Meet the class in Dublin's own 'Hogwarts' school in the building where Mother Teresa learned English.
The doors of Gael Cholaiste an Phiarsaig opened in September and accepted its first 16 students.
The Rathfarnham school is located in a former Loreto Abbey on the southside of the capital.
It has been described by many as Ireland's answer to Hogwarts, but the students have a better name for the historic building.
"They love it here. It is the Irish answer to Hogwarts, the students call it Gaelwarts," principal Joe Mac Suibhne told the Herald.
It was planned for development until the crash and then Nama took the keys. Nama sold the school earlier this year to the Department of Education for a reported €2.3m.
It is the first post-primary Gaelscoil to open on the south of the Liffey in more than a decade and it's is hoped that the entire building when completed will cater for 500 students.

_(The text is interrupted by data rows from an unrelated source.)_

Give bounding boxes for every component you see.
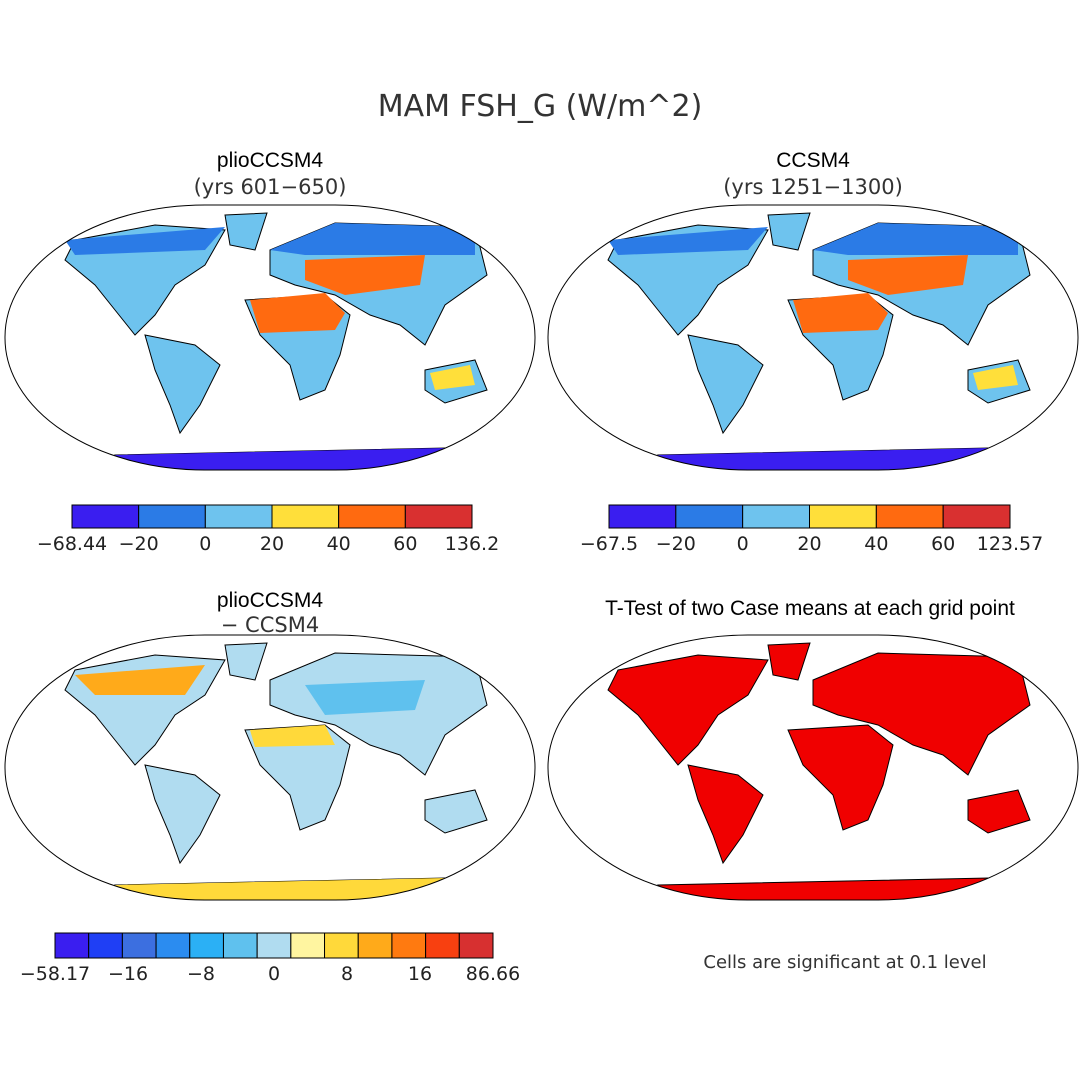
colorbar-swatch	[404, 504, 473, 529]
colorbar-label: 8	[341, 963, 353, 985]
colorbar-swatch	[138, 504, 206, 529]
panel-title: CCSM4	[776, 149, 850, 172]
colorbar-swatch	[71, 504, 140, 529]
colorbar-swatch	[608, 504, 677, 529]
colorbar-label: 86.66	[466, 963, 520, 985]
colorbar-label: −67.5	[580, 533, 638, 555]
colorbar-label: 0	[268, 963, 280, 985]
map	[547, 204, 1079, 471]
colorbar-label: −16	[108, 963, 148, 985]
colorbar-swatch	[391, 932, 427, 959]
colorbar-label: 0	[737, 533, 749, 555]
colorbar-swatch	[222, 932, 258, 959]
colorbar-swatch	[942, 504, 1011, 529]
colorbar-swatch	[675, 504, 744, 529]
colorbar-swatch	[121, 932, 157, 959]
colorbar-label: 0	[199, 533, 211, 555]
colorbar-swatch	[204, 504, 273, 529]
panel-title: plioCCSM4	[217, 589, 324, 612]
map	[4, 204, 536, 471]
panel-title: plioCCSM4	[217, 149, 324, 172]
colorbar-swatch	[357, 932, 393, 959]
colorbar-swatch	[155, 932, 191, 959]
colorbar-label: −58.17	[20, 963, 90, 985]
colorbar-swatch	[271, 504, 340, 529]
map	[547, 634, 1079, 901]
colorbar-label: 40	[864, 533, 888, 555]
panel-subtitle: − CCSM4	[221, 613, 319, 637]
colorbar-swatch	[256, 932, 292, 959]
note: Cells are significant at 0.1 level	[703, 952, 986, 973]
map	[4, 634, 536, 901]
colorbar-swatch	[742, 504, 811, 529]
colorbar-swatch	[324, 932, 359, 959]
panel-subtitle: (yrs 601−650)	[194, 175, 347, 199]
colorbar-label: 60	[393, 533, 417, 555]
colorbar-label: 20	[260, 533, 284, 555]
colorbar-label: 20	[797, 533, 821, 555]
panel-title: T-Test of two Case means at each grid po…	[605, 597, 1015, 620]
colorbar-label: 123.57	[977, 533, 1043, 555]
figure-title: MAM FSH_G (W/m^2)	[378, 89, 703, 124]
colorbar-label: −68.44	[37, 533, 107, 555]
colorbar-label: −20	[119, 533, 159, 555]
colorbar-swatch	[875, 504, 944, 529]
colorbar-label: 40	[327, 533, 351, 555]
colorbar-swatch	[88, 932, 123, 959]
colorbar-swatch	[809, 504, 877, 529]
colorbar-swatch	[458, 932, 494, 959]
colorbar-swatch	[290, 932, 326, 959]
colorbar-label: −8	[187, 963, 215, 985]
colorbar-label: 16	[408, 963, 432, 985]
colorbar-swatch	[425, 932, 460, 959]
colorbar-label: −20	[656, 533, 696, 555]
colorbar-swatch	[338, 504, 406, 529]
colorbar-label: 60	[931, 533, 955, 555]
panel-subtitle: (yrs 1251−1300)	[723, 175, 903, 199]
colorbar-swatch	[54, 932, 90, 959]
colorbar-label: 136.2	[445, 533, 499, 555]
colorbar-swatch	[189, 932, 224, 959]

It is believed that the Department of Education will need to invest a total of €12m into the building to fully revamp it. Mother Teresa of Calcutta studied English here when she came to Ireland in the 1920s.
Mr Mac Suibhne said that his young pupils do understand the significance of their school.
"It is a really beautiful building," he said. "The school is in demand but we are only enrolling the year before students are due to start. We are not letting people enrol ten years in advance; we want to keep it fair."
The mixed school will take in three classes of first years next September. There are currently six teachers working in the school.
"It's a great atmosphere we have at the minute, it's like a family. We hope to keep hold of that," he said.
Students and staff are currently restricted to one part of the building.
"It will be refurbished as we go along," the principal explained.
"We are actually based in the oldest part at the moment, it was built in 1725. It's a beautiful period building."
"The rooms are all very large, with 15ft high that all have ornate coving," he explained.
There is also a church located within the abbey.
"The church is a fabulous building. I have people emailing me to have their weddings here," Mr Mac Suibhne revealed.
It's not the first time that the 250-year-old building has housed a school. Up until the mid-1990s it was Catholic boarding school for girls.
Any building work that was carried out was done very carefully and an architecture team are currently drawing up plans for the refurbishment.